#Huelgafeminista8mExisten sobradas y demasiadas razones para una huelga feminista laboral “Las trabajadoras de este país encabezan la explotación del conjunto de la clase obrera”

Anabel Segado 06/03/2018

No hace demasiado tiempo que conseguimos el preciso y certero análisis que adjetiva el sistema en el que sobrevivimos (lo de vivir cada vez nos es más ajeno a un mayor número de trabajadoras, la inmensa mayoría): capitalista y patriarcal, sustentado en la explotación de la clase obrera y en la explotación de la mujer. El 8 de Marzo, día histórico de la mujer trabajadora, día para denunciar la ignominia de la doble explotación.
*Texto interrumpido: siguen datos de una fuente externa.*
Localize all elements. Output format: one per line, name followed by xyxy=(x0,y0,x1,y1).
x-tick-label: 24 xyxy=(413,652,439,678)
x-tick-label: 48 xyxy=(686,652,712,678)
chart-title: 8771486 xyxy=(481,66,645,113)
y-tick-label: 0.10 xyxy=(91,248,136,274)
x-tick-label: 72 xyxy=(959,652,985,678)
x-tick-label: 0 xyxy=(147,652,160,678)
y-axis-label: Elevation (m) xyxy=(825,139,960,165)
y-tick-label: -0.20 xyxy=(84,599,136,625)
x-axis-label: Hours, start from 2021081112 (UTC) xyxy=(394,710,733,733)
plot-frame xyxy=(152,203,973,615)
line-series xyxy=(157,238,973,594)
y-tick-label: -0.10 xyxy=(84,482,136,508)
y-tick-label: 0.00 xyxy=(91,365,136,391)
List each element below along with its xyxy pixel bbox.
Si hablamos del acceso a un trabajo remunerado, las mujeres tenemos multiplicado el problema. Nuestra capacidad reproductiva ha sido y es justificación para relegarnos al ámbito de lo privado y de las responsabilidades de reproducción y cuidados, que el sistema no quiere reconocer ni costear.

Si hablamos del tipo de empleo al que se nos facilita el acceso, las condiciones salariales, de jornada, de estructura sindical, de regulación normativa, incluso de no reconocimiento de derechos a prestaciones sanitarias y económicas, nos llevan a la imposibilidad de vivir dignamente y ser independientes económicamente a cada vez un mayor número de mujeres. A no ser incluso reconocidas como tejido productivo. Lo que existe, se regula mal y se desregulariza; Y lo que no existe, no se regula; y lo que no se regula, sufre más encarnizadamente un sistema sustentado en la explotación. Baste como ejemplo la situación de las empleadas del hogar en este país.
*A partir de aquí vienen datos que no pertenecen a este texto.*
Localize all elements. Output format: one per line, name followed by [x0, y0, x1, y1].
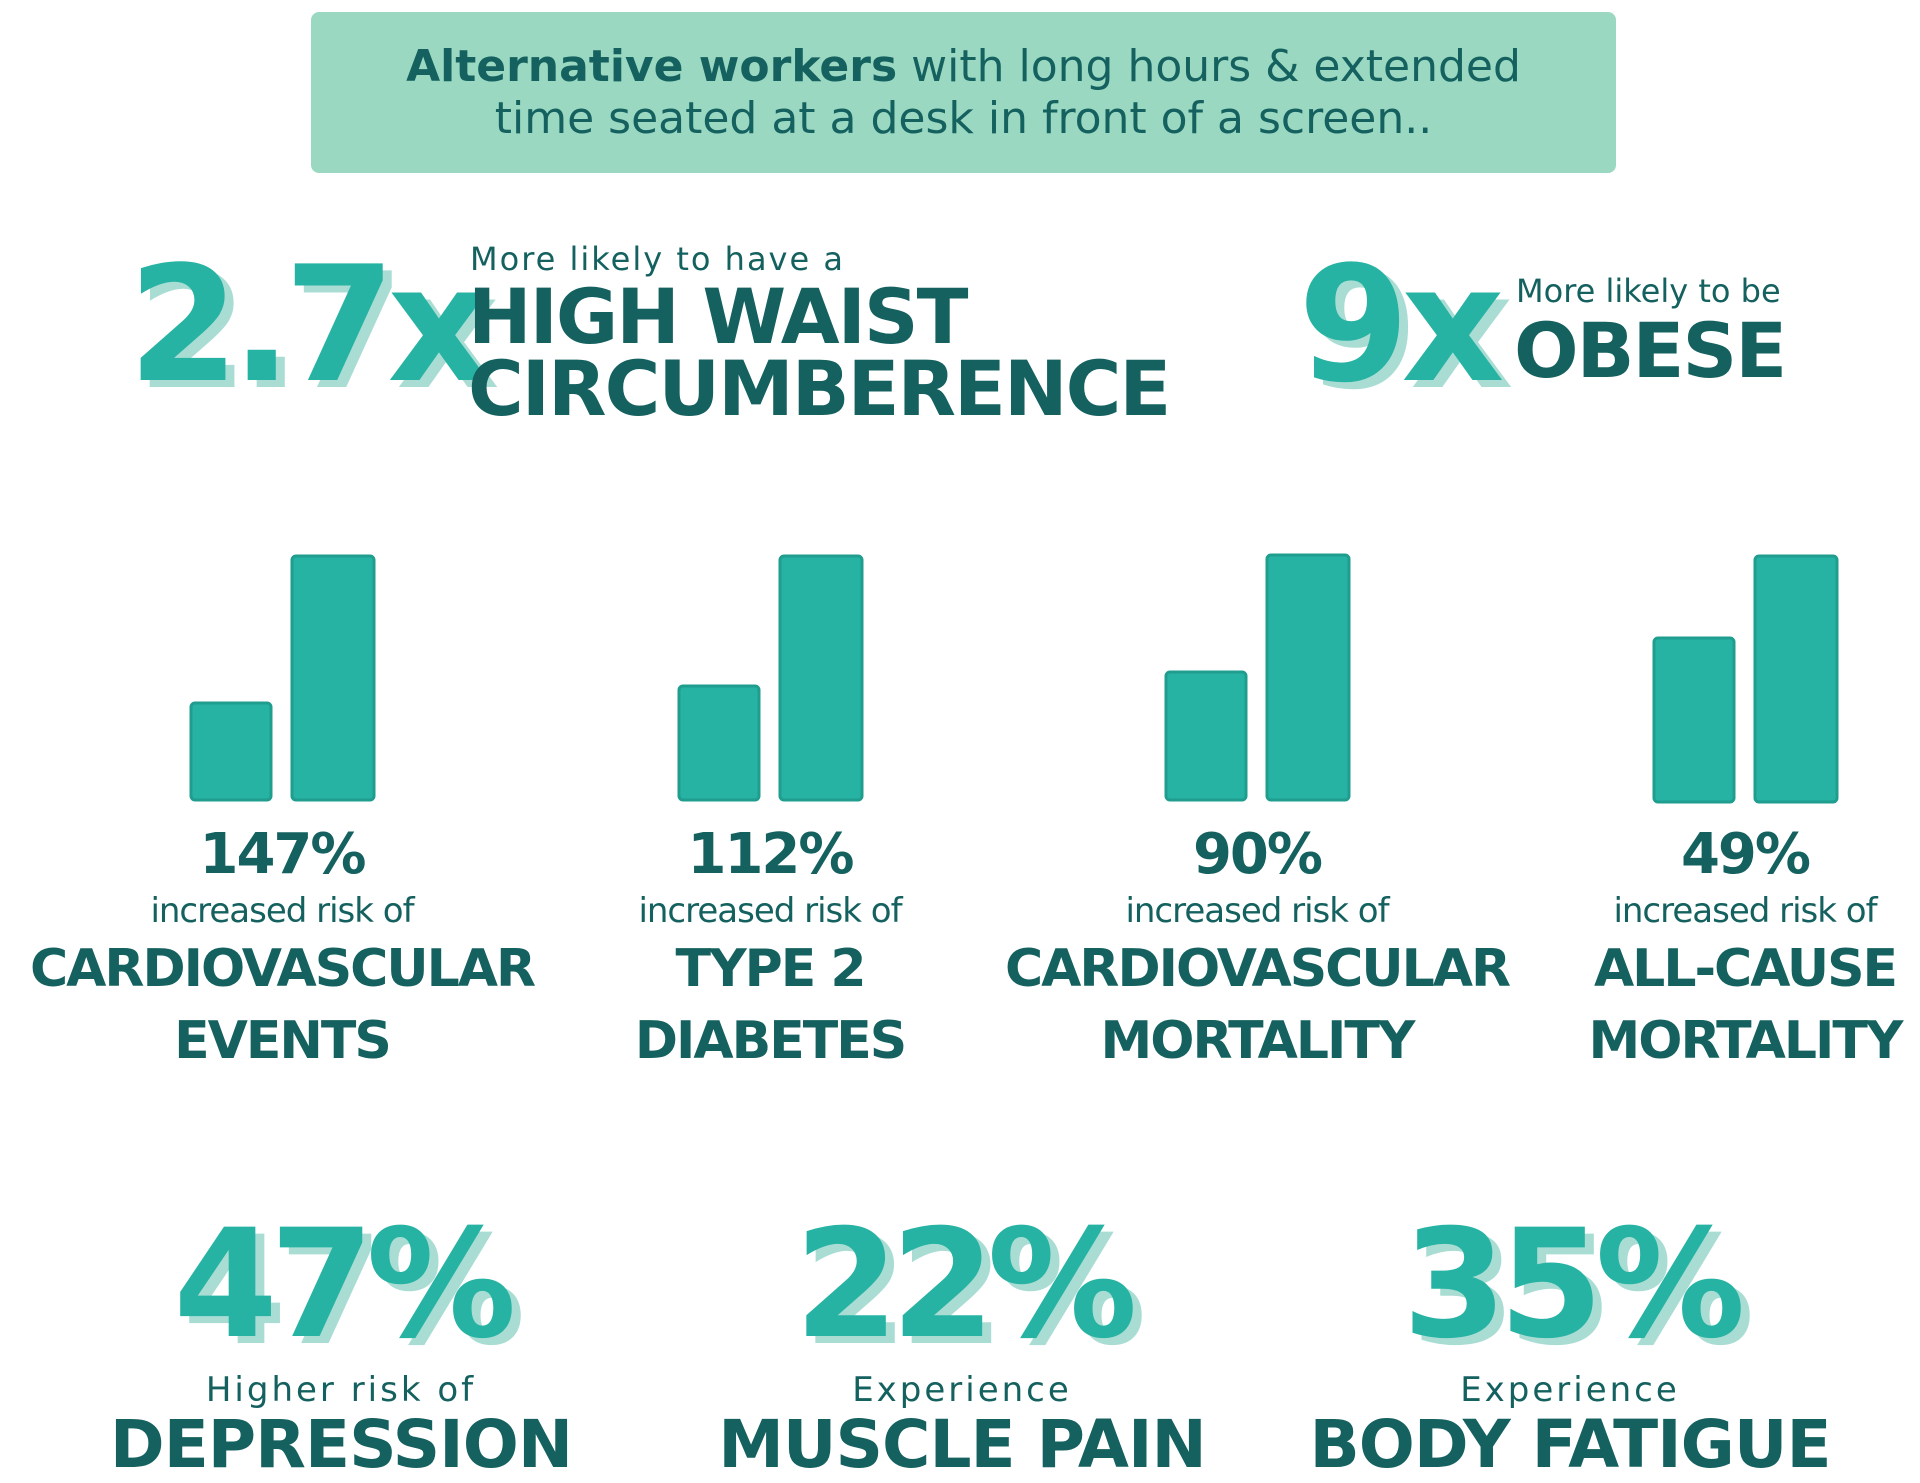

La pobreza sigue aumentando en cifras. Y detrás de esas cifras se esconden nombres. Y cada vez más nombres femeninos. La feminización de la pobreza, la precariedad y la injusticia. Las trabajadoras de este país encabezan la explotación del conjunto de la clase obrera.

Los Servicios públicos, imprescindibles para un Estado social y democrático de derecho, viene sufriendo las políticas de privatización y recortes, con afectación especial a sectores como la educación y la sanidad, en toda su extensión, y por tanto al empleo femenino en mayor medida y a necesidades específicas de las mujeres usuarias de dichos servicios. La falta de inversión y los recortes en políticas sociales, de igualdad y de protección a las víctimas de violencias machistas, empeorando las condiciones laborales de las trabajadoras de dichos sectores, multiplican el efecto devastador sobre la vida cotidiana de millones de mujeres, y no sólo de ellas, sino de las generaciones dependientes, de nuestras hijas e hijos, de nuestros mayores. Una espiral que nos afecta como clase trabajadora profesional de esos servicios y como clase trabajadora usuaria de los mismos.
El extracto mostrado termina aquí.